Ein paar Kilometer weiter, im ehemaligen Schulhaus von Liebenau gibt es noch einen kleinen Gemischtwarenladen. Er ist der einzige weit und breit. Eine wichtige Anlaufstelle für viele ältere Bewohner der ehemaligen Bauerndörfer, die zu DDR-Zeiten alle zur mächtigen LPG "Grenzland" gehörten.

"Madeleine, darf es noch was sein bei Dir?.9 ... Euro und 6 Cent ..."

Monika Leupold ist 57 Jahre alt.
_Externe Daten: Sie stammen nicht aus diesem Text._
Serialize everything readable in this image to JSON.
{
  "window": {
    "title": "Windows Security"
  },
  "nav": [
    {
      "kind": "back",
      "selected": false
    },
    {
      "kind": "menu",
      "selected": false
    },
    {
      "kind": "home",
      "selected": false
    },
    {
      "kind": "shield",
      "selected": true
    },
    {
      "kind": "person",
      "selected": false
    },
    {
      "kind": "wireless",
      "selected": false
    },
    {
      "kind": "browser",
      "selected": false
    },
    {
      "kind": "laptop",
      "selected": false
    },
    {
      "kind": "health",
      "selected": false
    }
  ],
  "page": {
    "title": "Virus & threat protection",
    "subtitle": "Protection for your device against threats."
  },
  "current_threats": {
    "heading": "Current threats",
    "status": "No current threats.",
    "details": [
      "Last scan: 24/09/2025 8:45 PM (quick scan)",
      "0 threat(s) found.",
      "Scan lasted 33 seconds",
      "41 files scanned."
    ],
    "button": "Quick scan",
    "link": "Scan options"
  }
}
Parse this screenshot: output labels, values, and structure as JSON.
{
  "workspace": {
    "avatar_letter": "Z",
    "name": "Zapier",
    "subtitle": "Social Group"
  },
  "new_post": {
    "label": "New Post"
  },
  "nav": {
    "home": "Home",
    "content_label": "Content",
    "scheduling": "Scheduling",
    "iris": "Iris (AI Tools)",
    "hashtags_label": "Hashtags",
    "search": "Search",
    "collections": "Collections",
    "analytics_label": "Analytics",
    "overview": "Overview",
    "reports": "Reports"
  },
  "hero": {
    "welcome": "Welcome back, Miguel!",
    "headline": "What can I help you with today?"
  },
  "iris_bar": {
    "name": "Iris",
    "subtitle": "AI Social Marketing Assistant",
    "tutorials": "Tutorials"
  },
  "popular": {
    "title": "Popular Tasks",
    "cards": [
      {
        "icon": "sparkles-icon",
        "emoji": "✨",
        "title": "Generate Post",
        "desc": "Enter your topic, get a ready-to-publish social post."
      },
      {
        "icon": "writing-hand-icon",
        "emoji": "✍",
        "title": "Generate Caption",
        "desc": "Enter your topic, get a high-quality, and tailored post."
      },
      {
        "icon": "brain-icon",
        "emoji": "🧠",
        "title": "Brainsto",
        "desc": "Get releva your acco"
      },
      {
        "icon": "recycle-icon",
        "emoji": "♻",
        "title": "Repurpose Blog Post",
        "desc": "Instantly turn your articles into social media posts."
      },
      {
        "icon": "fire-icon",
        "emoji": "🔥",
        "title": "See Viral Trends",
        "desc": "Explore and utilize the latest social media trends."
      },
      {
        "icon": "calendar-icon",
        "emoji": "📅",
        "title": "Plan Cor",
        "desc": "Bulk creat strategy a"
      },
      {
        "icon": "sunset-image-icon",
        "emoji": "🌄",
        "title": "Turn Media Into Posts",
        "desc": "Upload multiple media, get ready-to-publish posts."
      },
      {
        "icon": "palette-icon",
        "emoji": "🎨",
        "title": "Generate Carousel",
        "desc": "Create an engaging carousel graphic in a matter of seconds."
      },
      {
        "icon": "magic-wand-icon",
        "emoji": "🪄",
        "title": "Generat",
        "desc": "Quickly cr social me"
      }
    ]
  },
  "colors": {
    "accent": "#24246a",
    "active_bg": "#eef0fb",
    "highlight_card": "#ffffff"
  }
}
Seit acht Jahren ist sie die Seele des Tante-Emma-Ladens von Liebenau im Erzgebirge. Sie hat einst in diesen Räumlichkeiten die Schulbank gedrückt. Auf Initiative des Gemeinderates hat die Feuerwehr die alten Klassenräume umgebaut und hergerichtet, nachdem der letzte Konsum geschlossen worden war. Monika Leupold bedauert, dass die Infrastruktur in den umliegenden Dörfern immer weniger wird. Schon deshalb hält sie ein großes Sortiment bereit:
"Also Textilien, Blumen, Gemüse, Lebensmittel, Backware, Frostware, Haushaltschemie, Zeitungen, Bücher, Artikel von A-Z."

Der Laden sei eine elementar wichtige Einrichtung für Liebenau, um den Ort vor dem weiteren Ausbluten zu bewahren, sagt Wolfgang Kadner,der ehemalige Ortsvorsteher. Er hat mit seinem Gemeinderat nach der Wende entscheidende Weichen gestellt:

"Das war eigentlich unser Ziel von Anfang an, dass wir versuchen, die Jugend hier zu halten, damit dass wir ein sehr agiles Vereinsleben hier haben in Liebenau, Möglichkeiten geschaffen haben, das Vereinsleben auch voll auszukosten."

So ist es gelungen, auch die jüngere Generation am Ort anzusiedeln. Neue Einfamilienhäuser sind entstanden, alte Gehöfte beherbergen heute wieder mehrere Generationen. Eine alte Schweinemastanlage mitten im Dorf wurde umgebaut zum Vereinsheim mit einer improvisierten Sporthalle. Ein Heimat- und Schützenverein ist entstanden und auch die Jugend hat wieder einen eigenen Club. Auch hat Liebenau frühzeitig in seinen Kindergarten gleich neben dem Schulhaus investiert. Er ist der Einzige in diesem ländlichen Bereich.